Let’s take an example. Company X is a successful American corporate with $10bn of cash on its balance sheet, that generates $2bn of cash flow from operations per year. Long-term shareholders in the business have been richly rewarded, both with explosive capital gains and smaller dividends and buybacks (c$700m worth per year, let’s say) over the past decade. On top of its core business of selling overpriced widgets, it is using some of this cash to pursue new product ideas that may not pay-off in the short term. However, as its last widget was such a smash hit, investors are giving it a wide berth.

There’s a problem though: a Harvard Business School-trained hedge-fund manager – Michael Ben Amos – believes Company X should be doing a lot more for shareholders right now. So his $5bn fund takes a 5 per cent stake, and starts agitating the board for more of that cash pile to be returned to shareholders. He proposes several ideas: a larger buyback, a new preferred stock paying a larger dividend, or a one-off special divi. If not, he’ll pursue board seats, make legal threats, and generally make the company’s management extremely uncomfortable.
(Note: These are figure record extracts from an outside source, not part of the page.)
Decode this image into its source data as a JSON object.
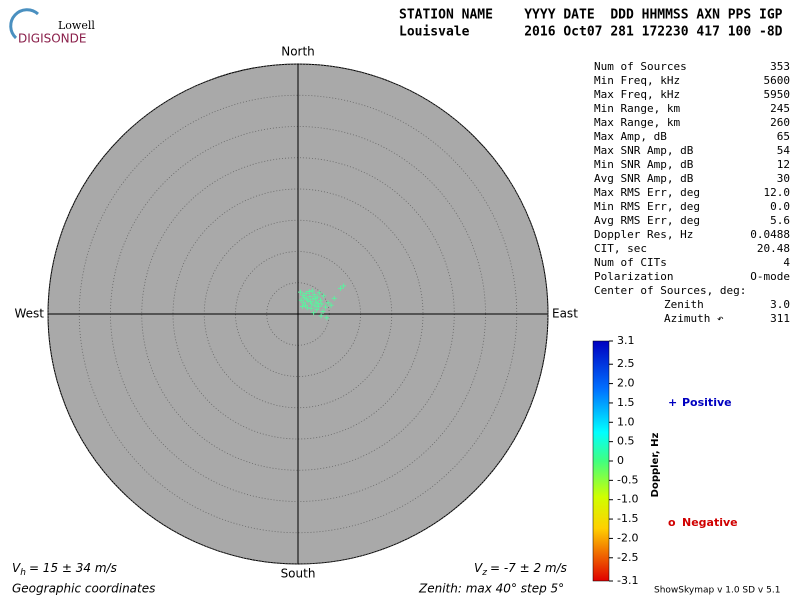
{
  "logo": {
    "top": "Lowell",
    "bottom": "DIGISONDE"
  },
  "header": {
    "line1": "STATION NAME    YYYY DATE  DDD HHMMSS AXN PPS IGP",
    "line2": "Louisvale       2016 Oct07 281 172230 417 100 -8D"
  },
  "chart_data": {
    "type": "scatter",
    "directions": {
      "north": "North",
      "south": "South",
      "west": "West",
      "east": "East"
    },
    "rlim": [
      0,
      40
    ],
    "rticks": [
      5,
      10,
      15,
      20,
      25,
      30,
      35,
      40
    ],
    "color": "#5ef0a0",
    "x": [
      0.4,
      0.8,
      1.0,
      1.3,
      1.6,
      1.9,
      2.2,
      2.4,
      2.6,
      2.9,
      3.1,
      3.3,
      3.6,
      3.8,
      4.1,
      0.5,
      0.9,
      1.2,
      1.5,
      1.8,
      2.1,
      2.7,
      3.0,
      3.4,
      4.4,
      4.8,
      5.3,
      5.8,
      6.8,
      7.3,
      4.0,
      3.7,
      2.5,
      4.6,
      1.4,
      2.0,
      2.8,
      0.7,
      3.2,
      2.3
    ],
    "y": [
      3.5,
      3.0,
      2.6,
      3.3,
      2.1,
      2.8,
      1.6,
      2.4,
      3.1,
      1.9,
      2.7,
      1.2,
      2.2,
      1.6,
      2.9,
      2.2,
      1.8,
      1.4,
      1.0,
      3.6,
      0.9,
      1.3,
      0.7,
      3.4,
      1.1,
      1.8,
      1.4,
      2.5,
      4.1,
      4.5,
      0.4,
      -0.3,
      0.2,
      -0.6,
      2.4,
      2.0,
      2.5,
      1.2,
      1.7,
      3.7
    ]
  },
  "stats": {
    "rows": [
      [
        "Num of Sources",
        "353"
      ],
      [
        "Min Freq, kHz",
        "5600"
      ],
      [
        "Max Freq, kHz",
        "5950"
      ],
      [
        "Min Range, km",
        "245"
      ],
      [
        "Max Range, km",
        "260"
      ],
      [
        "Max Amp, dB",
        "65"
      ],
      [
        "Max SNR Amp, dB",
        "54"
      ],
      [
        "Min SNR Amp, dB",
        "12"
      ],
      [
        "Avg SNR Amp, dB",
        "30"
      ],
      [
        "Max RMS Err, deg",
        "12.0"
      ],
      [
        "Min RMS Err, deg",
        "0.0"
      ],
      [
        "Avg RMS Err, deg",
        "5.6"
      ],
      [
        "Doppler Res, Hz",
        "0.0488"
      ],
      [
        "CIT, sec",
        "20.48"
      ],
      [
        "Num of CITs",
        "4"
      ],
      [
        "Polarization",
        "O-mode"
      ]
    ],
    "center_label": "Center of Sources, deg:",
    "center_rows": [
      [
        "Zenith",
        "3.0"
      ],
      [
        "Azimuth ↶",
        "311"
      ]
    ]
  },
  "colorbar": {
    "title": "Doppler, Hz",
    "lim": [
      -3.1,
      3.1
    ],
    "ticks": [
      3.1,
      2.5,
      {
        "value": 2,
        "label": "2.0"
      },
      1.5,
      {
        "value": 1,
        "label": "1.0"
      },
      0.5,
      0,
      -0.5,
      {
        "value": -1,
        "label": "-1.0"
      },
      -1.5,
      {
        "value": -2,
        "label": "-2.0"
      },
      -2.5,
      -3.1
    ]
  },
  "legend": {
    "positive_symbol": "+",
    "positive": "Positive",
    "negative_symbol": "o",
    "negative": "Negative"
  },
  "footer": {
    "vh_symbol": "V",
    "vh_sub": "h",
    "vh_text": "= 15 ± 34 m/s",
    "vz_symbol": "V",
    "vz_sub": "z",
    "vz_text": "= -7 ± 2 m/s",
    "coords": "Geographic coordinates",
    "zenith": "Zenith: max 40°  step 5°",
    "version": "ShowSkymap v 1.0  SD v 5.1"
  }
}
The chief executive refuses to play ball. The conflict escalates. Euphemistically worded legal letters are exchanged. Proxies are filed, and Mr Amos’ new shareholder return plan is taken to a shareholder vote. After a furious few months of lobbying, Mr Amos wins out. He takes three board seats, Company X’s chief executive resigns, and the shareholders are rewarded with a mega buy-back programme. The development of the risky, long-term product is cancelled, with smaller, incremental, bets placed instead.

If this sounds like a company you follow, it’s not because we’re masking names. It’s because it’s such a common occurrence. The message from the markets over the past decade has been clear to parsimonious management without the safety net of a controlling stake: aggressively reward your shareholders, or else. Projects without a clear path to higher returns? Can them. We know better.

It’s not an indictment of the system, that’s just how it is. If Congress, or other governments, want to make their national businesses more resilient to downturns in the future, then the changes required are fundamentally cultural. Given how Western investors have long-scoffed at Japanese corporates with gigantic cash piles, FT Alphaville reckon such a shift will take a decade, if not a generation and will require wholesale changes to both to the law and academic theory. That’s assuming, of course, the political classes think it’s a good idea, which they have plenty of incentives not to.

But then again, even if a new corporate culture of piggybanking profits was somehow instilled, what businesses are resilient enough to survive their revenues going to zero in the space of one month for a period perhaps as long as a year? We’d venture: none.

As much as some would like to believe the coronavirus pandemic has revealed a corporate governance problem that we somehow were not aware of before, it hasn’t. So let’s stop treating it like one, even if it is good politics.